Clinical development programs
- CBeyond™ Phase 2a obesity trial: A randomized, double-blind, placebo- and active-controlled study in adults with overweight or obesity, evaluating nimacimab 200 mg as monotherapy versus placebo and in combination with semaglutide versus semaglutide plus placebo over a 26-week treatment period, with an extension phase to 52 weeks and follow-up to assess weight regain.
- Phase 2a extension study: A 26-week extension designed to provide a total of 52 weeks of treatment and a follow-up period. In the extension, patients in the monotherapy arm receive a higher dose of nimacimab (300 mg), while combination-arm patients continue blinded treatment with nimacimab or placebo along with semaglutide.
- Phase 1b MASLD study: A multiple-dose study in subjects with metabolic-associated steatotic liver disease, evaluating safety, tolerability, pharmacokinetics, and immunogenicity of nimacimab across multiple ascending dose cohorts.

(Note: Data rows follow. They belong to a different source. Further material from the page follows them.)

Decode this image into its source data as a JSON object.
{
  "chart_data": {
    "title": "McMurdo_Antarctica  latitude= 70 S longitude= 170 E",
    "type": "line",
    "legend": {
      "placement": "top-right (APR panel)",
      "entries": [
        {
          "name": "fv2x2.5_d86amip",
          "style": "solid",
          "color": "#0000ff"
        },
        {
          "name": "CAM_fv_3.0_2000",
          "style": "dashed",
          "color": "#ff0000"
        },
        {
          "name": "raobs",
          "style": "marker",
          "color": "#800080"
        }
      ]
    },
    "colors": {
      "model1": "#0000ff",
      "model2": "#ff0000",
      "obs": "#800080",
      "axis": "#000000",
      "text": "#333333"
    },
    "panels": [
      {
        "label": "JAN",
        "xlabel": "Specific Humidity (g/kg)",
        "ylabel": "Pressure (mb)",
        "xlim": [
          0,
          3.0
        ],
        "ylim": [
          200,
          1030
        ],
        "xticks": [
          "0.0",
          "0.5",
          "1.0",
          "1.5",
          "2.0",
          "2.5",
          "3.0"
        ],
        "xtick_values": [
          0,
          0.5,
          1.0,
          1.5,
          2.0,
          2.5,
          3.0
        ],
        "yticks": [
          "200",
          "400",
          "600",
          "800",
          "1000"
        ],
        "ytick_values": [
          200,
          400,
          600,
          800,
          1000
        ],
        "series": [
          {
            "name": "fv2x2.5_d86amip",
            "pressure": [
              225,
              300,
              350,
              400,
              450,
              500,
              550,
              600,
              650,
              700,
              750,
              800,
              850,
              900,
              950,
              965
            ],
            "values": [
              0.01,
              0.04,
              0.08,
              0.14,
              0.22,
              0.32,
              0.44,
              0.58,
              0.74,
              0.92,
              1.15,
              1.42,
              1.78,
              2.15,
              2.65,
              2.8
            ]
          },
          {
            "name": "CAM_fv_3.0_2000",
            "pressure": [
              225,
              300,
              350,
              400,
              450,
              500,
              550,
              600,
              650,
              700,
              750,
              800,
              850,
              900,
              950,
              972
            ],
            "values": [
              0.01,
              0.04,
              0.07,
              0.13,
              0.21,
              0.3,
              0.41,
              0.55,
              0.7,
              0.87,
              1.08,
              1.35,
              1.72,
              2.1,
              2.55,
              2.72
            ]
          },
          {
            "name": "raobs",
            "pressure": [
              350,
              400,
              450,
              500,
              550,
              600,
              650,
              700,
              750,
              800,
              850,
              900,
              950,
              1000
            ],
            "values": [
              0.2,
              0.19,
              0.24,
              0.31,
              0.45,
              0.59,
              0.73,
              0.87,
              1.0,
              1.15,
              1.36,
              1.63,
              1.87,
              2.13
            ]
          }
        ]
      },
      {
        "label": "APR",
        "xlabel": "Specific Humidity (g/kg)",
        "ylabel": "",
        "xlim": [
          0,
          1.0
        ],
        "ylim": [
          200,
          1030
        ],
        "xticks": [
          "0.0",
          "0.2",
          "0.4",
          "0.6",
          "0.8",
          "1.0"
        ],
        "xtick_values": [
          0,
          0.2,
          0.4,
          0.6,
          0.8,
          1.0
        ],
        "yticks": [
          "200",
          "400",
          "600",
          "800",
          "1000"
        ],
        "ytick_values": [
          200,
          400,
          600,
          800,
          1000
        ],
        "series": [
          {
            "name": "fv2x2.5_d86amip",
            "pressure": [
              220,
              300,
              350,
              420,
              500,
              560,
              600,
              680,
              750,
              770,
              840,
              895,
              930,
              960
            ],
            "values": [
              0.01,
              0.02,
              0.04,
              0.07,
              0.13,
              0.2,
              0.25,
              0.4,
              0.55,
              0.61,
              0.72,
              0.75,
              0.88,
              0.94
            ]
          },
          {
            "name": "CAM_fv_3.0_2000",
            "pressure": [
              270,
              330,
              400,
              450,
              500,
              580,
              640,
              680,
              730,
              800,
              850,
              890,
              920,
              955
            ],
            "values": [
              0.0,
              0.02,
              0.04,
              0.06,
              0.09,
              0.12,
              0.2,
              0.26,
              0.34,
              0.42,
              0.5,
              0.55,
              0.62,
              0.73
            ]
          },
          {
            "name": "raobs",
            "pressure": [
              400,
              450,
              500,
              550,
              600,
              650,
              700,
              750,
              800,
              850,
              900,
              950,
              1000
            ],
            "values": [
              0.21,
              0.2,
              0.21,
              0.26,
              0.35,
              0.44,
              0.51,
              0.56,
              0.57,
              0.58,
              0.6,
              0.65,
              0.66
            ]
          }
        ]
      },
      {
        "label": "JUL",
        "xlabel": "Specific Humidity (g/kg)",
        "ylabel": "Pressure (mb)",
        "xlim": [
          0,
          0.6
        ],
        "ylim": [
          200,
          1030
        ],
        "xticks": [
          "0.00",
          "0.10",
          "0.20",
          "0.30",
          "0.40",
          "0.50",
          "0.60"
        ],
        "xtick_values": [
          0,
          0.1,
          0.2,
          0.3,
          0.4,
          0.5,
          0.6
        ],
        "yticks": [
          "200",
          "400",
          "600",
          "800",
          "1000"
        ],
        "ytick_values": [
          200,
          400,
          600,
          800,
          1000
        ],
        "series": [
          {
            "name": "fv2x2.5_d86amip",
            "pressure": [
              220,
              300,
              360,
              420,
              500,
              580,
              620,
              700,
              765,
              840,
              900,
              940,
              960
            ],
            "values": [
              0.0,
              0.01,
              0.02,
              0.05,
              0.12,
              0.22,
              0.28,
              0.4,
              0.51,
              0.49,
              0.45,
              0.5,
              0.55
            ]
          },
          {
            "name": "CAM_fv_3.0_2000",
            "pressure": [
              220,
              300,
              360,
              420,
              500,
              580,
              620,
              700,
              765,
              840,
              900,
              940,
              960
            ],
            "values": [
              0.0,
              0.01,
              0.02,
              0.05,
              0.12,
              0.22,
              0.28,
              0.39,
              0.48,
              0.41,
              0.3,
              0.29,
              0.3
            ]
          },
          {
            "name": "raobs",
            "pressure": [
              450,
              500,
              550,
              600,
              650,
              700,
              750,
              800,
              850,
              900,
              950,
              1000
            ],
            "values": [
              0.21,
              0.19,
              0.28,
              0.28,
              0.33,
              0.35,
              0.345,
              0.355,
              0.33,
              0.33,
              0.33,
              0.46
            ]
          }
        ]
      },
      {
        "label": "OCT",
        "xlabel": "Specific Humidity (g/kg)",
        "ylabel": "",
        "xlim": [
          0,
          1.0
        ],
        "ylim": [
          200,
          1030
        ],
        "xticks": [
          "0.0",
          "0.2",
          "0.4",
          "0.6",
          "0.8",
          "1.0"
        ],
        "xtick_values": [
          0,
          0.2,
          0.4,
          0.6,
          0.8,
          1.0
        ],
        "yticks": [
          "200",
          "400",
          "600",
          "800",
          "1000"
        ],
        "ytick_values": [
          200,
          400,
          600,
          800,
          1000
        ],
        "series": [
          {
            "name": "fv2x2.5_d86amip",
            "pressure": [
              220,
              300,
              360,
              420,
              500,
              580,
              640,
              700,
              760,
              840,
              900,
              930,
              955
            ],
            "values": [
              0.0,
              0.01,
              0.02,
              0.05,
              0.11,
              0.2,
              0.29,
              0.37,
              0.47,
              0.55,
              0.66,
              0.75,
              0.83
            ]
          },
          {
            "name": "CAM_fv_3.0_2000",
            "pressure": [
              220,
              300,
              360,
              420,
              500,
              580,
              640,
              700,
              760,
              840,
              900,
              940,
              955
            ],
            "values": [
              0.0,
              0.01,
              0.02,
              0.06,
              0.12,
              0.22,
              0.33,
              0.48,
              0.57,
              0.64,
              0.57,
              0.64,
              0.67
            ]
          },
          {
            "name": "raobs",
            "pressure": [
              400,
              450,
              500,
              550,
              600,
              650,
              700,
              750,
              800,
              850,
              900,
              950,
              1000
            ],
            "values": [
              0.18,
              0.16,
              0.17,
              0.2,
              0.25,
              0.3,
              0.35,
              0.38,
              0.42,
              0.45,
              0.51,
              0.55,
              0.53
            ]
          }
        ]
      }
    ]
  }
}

Regulatory and corporate information
Skye Bioscience, Inc. is incorporated in Nevada and files reports with the U.S. Securities and Exchange Commission (SEC) under Commission File Number 000-55136. The company’s SEC filings, including Form 8-K reports, reflect its status as a clinical-stage biotechnology issuer and provide periodic updates on financial results and material corporate events. Recent Form 8-K filings have been used to furnish press releases on clinical data, financial results, and corporate updates.